Chinese tech giant Alibaba has unveiled its Qwen 2.5-Max AI model, boldly claiming it has surpassed DeepSeek’s well-regarded DeepSeek-V3 model. Announced on the first day of the Lunar New Year, the launch of Qwen 2.5 Max highlights the growing competition in China’s AI space and the pressure DeepSeek’s rapid rise has placed on both international and domestic competitors.
On WeChat, Alibaba’s cloud unit shared that the Qwen 2.5-Max outperformed OpenAI’s GPT-4, DeepSeek-V3, and Meta’s Llama-3.1-405B on several performance benchmarks. The timing of this release, during a period when most of China is celebrating the New Year, underscores the urgency Chinese companies feel to stay competitive with DeepSeek, which has caused waves in the AI market since its launch in early January.

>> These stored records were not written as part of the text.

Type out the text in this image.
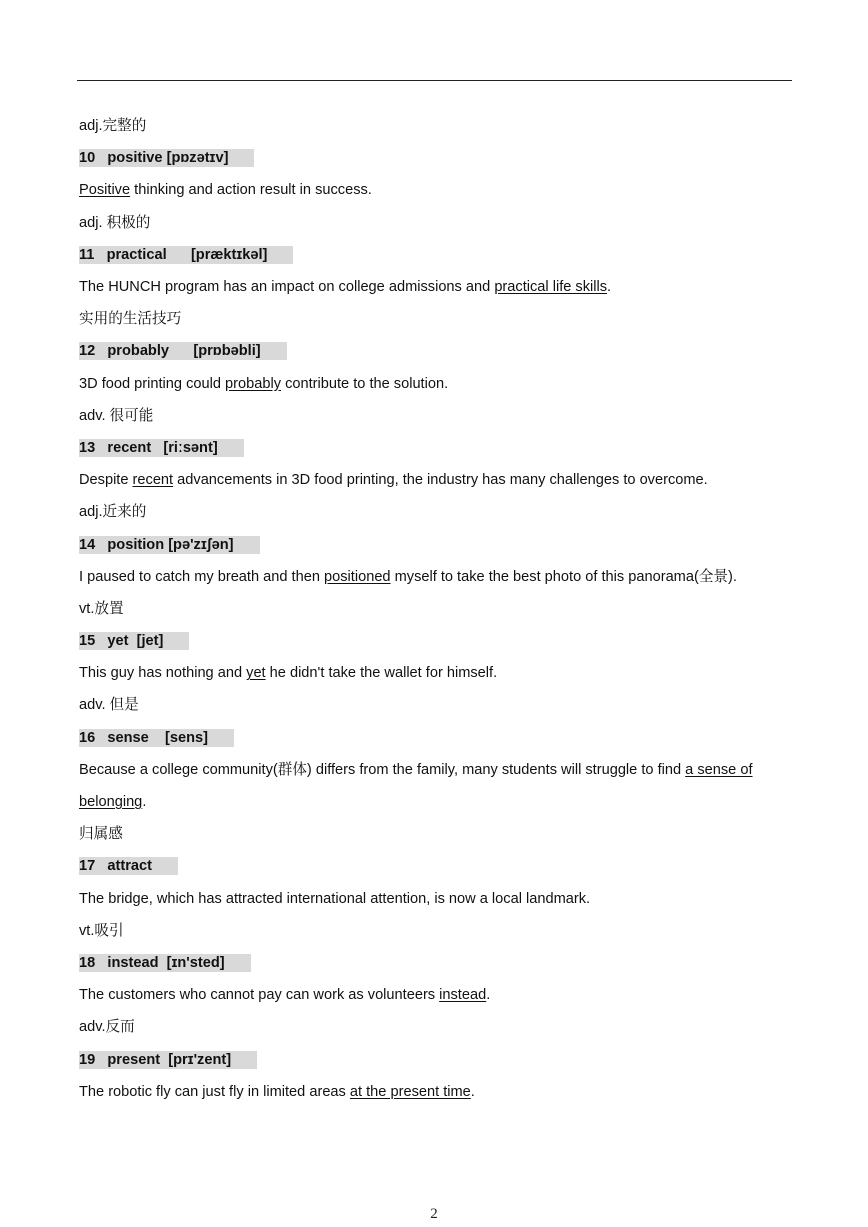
adj.完整的
10   positive [pɒzətɪv]
Positive thinking and action result in success.
adj. 积极的
11   practical      [præktɪkəl]
The HUNCH program has an impact on college admissions and practical life skills.
实用的生活技巧
12   probably      [prɒbəbli]
3D food printing could probably contribute to the solution.
adv. 很可能
13   recent   [riːsənt]
Despite recent advancements in 3D food printing, the industry has many challenges to overcome.
adj.近来的
14   position [pə'zɪʃən]
I paused to catch my breath and then positioned myself to take the best photo of this panorama(全景).
vt.放置
15   yet  [jet]
This guy has nothing and yet he didn't take the wallet for himself.
adv. 但是
16   sense    [sens]
Because a college community(群体) differs from the family, many students will struggle to find a sense of
belonging.
归属感
17   attract
The bridge, which has attracted international attention, is now a local landmark.
vt.吸引
18   instead  [ɪn'sted]
The customers who cannot pay can work as volunteers instead.
adv.反而
19   present  [prɪ'zent]
The robotic fly can just fly in limited areas at the present time.
2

DeepSeek’s impact on the market and competitors
DeepSeek’s sudden success, starting with the launch of its AI assistant powered by the DeepSeek-V3 model on January 10 and the R1 model on January 20, has shaken the tech world. The Chinese startup’s low-cost approach to developing powerful AI has sparked concern in Silicon Valley, especially as investors question the high development costs of leading US companies. In response, Chinese competitors are scrambling to enhance their models.
ByteDance, for instance, updated its flagship AI model shortly after DeepSeek’s R1 release, claiming it outperformed OpenAI’s GPT-1 in the AIME benchmark test, which evaluates AI’s ability to understand and respond to complex instructions. This move shows how DeepSeek’s rapid rise has spurred other domestic companies into action, with Alibaba’s latest release coming in response to the challenge posed by DeepSeek’s innovations.
A new competitor emerges: The Kimi k1.5 model from Moonshot.
Moonshot AI’s new model, Kimi k1.5, adds further complexity to the race, launched just days after DeepSeek’s R1. Kimi k1.5 is being hailed as a direct competitor to DeepSeek’s models and OpenAI’s GPT-4, with reports suggesting it outperforms both on key benchmarks. Unlike DeepSeek-R1, which lacks multimodal capabilities, Kimi k1.5 is a multimodal model that can process and reason across text, images, and code, giving it a significant edge in tasks requiring visual and textual data.
Kimi k1.5 has also been built at a fraction of the cost it would take to develop a similar frontier AI model in the US. This makes it an attractive alternative to other leading AI models, positioning Moonshot AI as a rising force in the global AI space. The model’s advanced reinforcement learning techniques enhance its capabilities, making it highly versatile for various applications.
Changing dynamics of China’s AI industry
China’s growing influence in AI is evident as companies like DeepSeek, Alibaba, and Moonshot AI are challenging the traditional dominance of US tech giants. The launch of DeepSeek-V2 last May triggered an AI price war in China, and Alibaba’s cloud unit responded by slashing prices by up to 97%. This price-cutting strategy has become commonplace among Chinese firms, including Baidu and Tencent, as they race to develop and release AI models that compete with OpenAI and other US-based giants.
DeepSeek, under the leadership of Liang Wenfeng, has taken a different approach, operating more like a research lab with a lean team of graduates and PhD students. Liang’s vision of achieving artificial general intelligence (AGI) with much lower overhead than larger tech companies contrasts with the high-cost, hierarchical models of Alibaba and other Chinese tech giants.
As China’s AI sector rapidly evolves, its influence on the global market continues to grow. The competition between DeepSeek, Moonshot AI, and Alibaba marks a significant shift in the AI landscape, with these startups and tech giants pushing the boundaries of what’s possible in AI development. The race for AI supremacy is on, and China is leading the charge.